The funny thing about the commitments from Campbell and Jabrill Peppers is that they come at a time of great strength at their position, when a few years earlier it could have meant the world (not saying it doesn't...just a bigger world I suppose). Peppers will join the team when the secondary is the best it's been since...Leon Hall's days? Here's what I said when Jabrill committed.
If Dymonte Thomas takes over for Thomas Gordon, we'll see two highly touted (and somewhat experienced) safeties in Thomas and Wilson prowling deep, with two experienced senior CBs in Countess (ok, RS JR) and Taylor on the outside.
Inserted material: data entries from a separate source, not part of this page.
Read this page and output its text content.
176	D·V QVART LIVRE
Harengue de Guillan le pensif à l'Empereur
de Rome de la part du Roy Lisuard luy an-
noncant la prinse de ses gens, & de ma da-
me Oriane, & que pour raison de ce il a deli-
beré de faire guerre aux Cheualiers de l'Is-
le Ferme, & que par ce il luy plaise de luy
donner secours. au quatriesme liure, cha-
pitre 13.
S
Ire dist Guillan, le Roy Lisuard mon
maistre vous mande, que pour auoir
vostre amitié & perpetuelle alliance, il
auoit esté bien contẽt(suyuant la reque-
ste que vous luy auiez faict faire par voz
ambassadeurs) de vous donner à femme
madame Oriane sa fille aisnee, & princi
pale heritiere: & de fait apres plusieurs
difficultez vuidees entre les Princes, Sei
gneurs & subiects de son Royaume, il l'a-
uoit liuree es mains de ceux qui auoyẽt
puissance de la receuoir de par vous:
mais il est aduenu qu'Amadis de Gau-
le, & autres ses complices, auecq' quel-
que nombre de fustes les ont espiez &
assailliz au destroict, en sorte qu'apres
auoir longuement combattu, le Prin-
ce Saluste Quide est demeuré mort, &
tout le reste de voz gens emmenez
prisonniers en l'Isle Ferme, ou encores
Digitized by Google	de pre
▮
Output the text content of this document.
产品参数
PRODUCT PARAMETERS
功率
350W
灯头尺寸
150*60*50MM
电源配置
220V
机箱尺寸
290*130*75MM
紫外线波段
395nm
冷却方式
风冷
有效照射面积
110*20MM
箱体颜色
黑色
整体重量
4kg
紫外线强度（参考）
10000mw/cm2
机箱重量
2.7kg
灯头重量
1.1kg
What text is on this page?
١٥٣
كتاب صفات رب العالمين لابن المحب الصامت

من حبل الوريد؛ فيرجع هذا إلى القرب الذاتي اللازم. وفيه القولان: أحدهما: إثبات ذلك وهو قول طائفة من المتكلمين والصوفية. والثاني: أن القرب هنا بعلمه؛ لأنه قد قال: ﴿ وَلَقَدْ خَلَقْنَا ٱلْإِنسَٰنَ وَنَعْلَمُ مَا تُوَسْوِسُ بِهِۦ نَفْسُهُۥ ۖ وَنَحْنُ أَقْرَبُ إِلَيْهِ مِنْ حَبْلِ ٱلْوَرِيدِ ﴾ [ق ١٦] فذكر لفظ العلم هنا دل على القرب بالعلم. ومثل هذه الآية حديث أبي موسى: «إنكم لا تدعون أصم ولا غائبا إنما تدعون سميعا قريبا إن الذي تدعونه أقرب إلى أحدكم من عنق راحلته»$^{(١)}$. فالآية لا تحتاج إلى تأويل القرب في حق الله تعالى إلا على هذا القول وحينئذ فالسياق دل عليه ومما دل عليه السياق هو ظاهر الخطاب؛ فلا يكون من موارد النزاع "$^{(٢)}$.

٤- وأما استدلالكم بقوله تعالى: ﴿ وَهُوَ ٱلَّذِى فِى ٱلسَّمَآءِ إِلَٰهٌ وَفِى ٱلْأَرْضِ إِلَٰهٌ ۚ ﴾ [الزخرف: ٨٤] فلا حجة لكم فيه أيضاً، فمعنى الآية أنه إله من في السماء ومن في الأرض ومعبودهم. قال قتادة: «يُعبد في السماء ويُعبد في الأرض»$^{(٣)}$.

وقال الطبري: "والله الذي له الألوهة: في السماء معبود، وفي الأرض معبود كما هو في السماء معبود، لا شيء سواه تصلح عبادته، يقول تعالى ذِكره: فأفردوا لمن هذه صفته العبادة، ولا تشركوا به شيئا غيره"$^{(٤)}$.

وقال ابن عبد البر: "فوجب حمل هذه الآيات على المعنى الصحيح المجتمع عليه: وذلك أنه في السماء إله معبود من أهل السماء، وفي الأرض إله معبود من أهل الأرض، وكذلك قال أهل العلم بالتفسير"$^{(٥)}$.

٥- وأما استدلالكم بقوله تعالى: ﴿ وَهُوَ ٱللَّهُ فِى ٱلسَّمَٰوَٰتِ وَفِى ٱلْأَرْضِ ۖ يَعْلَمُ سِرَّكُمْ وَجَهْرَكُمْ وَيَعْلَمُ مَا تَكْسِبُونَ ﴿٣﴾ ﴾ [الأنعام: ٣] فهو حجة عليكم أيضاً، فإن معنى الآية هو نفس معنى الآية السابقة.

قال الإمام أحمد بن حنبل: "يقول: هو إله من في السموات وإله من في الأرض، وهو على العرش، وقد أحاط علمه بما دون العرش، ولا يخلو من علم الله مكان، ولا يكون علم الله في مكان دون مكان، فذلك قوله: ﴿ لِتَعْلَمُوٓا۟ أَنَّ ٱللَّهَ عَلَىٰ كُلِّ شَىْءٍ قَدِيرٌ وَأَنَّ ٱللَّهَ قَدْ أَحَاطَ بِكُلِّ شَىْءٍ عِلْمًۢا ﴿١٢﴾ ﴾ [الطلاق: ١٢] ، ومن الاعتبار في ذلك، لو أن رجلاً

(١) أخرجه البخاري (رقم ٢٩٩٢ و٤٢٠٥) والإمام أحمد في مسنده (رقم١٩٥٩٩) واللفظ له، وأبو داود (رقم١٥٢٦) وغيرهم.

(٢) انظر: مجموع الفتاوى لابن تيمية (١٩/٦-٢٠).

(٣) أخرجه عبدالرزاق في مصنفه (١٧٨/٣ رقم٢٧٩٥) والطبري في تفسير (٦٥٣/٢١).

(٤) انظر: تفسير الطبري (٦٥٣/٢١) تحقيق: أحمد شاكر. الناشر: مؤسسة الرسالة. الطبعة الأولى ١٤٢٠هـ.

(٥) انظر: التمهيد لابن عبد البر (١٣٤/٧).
While the WR corps won't be quite so strong when he gets there, it's still somewhat comparable. The starters will likely include SR Amara Darboh, RS JR Jehu Chesson, and (if the hype is valid) JR/RS SO DaMario Jones. Michigan will have explosive young talent in the form of Drake Harris and Freddy Canteen; while Jaron Dukes, Moe Ways and C'Sonte York will all have been on campus for at least a year. Factor in the tight ends and it equals one of the best receiving corps Michigan's had since Manningham/Arrington left.
Like Peppers, though, it probably won't matter. I think Campbell will get some snaps spelling Darboh, and on 3/4 WR sets. He'll probably be groomed to replace Darboh unless York/Ways/Dukes shocks the world.
So, there ya have it. Hoke and his staff surprised a lot of people landing one of the top talents in Florida so early in the 2015 cycle. But if they can fish talent out of SEC country, where can't they get kids? Campbell, in addition to being an elite talent on the field, could have a Ferns/Morris like impact on the 2015 kids, the only difference being that he's a national recruit instead of a regional guy. It'll be interesting to see how that affects the kids Michigan brings in for '15.